Aber leider haben Sie in Ihrem Vortrag – das ist mir zu kurz gekommen – die Dissense nicht aufgebrochen.
Sie haben von Nachhaltigkeit als Kaugummibegriff gesprochen. Ich habe das geahnt und mir eine Definition dazu herausgesucht. Eine Entwicklung ist dann nachhaltig,
wenn sie die Bedürfnisse der gegenwärtigen Generation befriedigt, ohne die Fähigkeit zukünftiger Generationen zu beeinträchtigen, ihre eigenen Bedürfnisse zu befriedigen.
Das hat einmal die Bund-Länder-Kommission so genannt. Diese Definition haben wir in der Enquetekommission nicht erreicht. Wir haben dort – um einmal Bilanz zu ziehen – wenig über Nachhaltigkeit gesprochen. Wir haben uns auf hohem akademischen Niveau über Kleinigkeiten gestritten und sind zum Teil mit ökologischen Ideologien überfrachtet worden. Allein über die Frage, was die Metropole Berlin ist, haben wir über zwei Sitzungen diskutiert und konnten trotzdem keine einheitliche Meinung, keine Linie finden. Ich kann also den Kolleginnen und Kollegen nur die Lektüre dieses Berichts ans Herz legen, um deutlich zu machen, wo die Schwerpunkte und die Dissense der einzelnen Parteien liegen.
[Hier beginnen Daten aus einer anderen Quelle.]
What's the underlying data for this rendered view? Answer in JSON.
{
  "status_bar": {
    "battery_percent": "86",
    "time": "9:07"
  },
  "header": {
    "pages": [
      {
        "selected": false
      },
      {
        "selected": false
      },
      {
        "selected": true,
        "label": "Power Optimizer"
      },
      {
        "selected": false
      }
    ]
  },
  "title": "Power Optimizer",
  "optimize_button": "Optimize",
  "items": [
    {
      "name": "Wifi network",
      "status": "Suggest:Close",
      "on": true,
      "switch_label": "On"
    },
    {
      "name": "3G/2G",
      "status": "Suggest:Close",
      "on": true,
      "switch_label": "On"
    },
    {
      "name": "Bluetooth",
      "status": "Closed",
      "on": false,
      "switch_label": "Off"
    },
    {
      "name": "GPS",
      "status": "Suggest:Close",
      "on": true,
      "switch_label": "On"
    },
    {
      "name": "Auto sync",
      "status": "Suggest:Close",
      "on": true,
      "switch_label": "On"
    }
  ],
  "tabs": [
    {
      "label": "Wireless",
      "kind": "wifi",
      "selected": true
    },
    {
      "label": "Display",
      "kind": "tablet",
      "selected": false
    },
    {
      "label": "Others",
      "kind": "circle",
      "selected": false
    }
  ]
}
Wir als CDU-Fraktion sind der Meinung, dass für eine nachhaltige Entwicklung dieser Stadt Zielsetzungen notwendig sind, Ziele, die die Politik real erreichen kann. Wir halten nichts von Indikatoren, die wie ein Bummiheft mit Blümchen und Häkchen einzelne Bereiche abhaken, um eine Politik dann als nachhaltig zu betrachten. [Beifall bei der CDU]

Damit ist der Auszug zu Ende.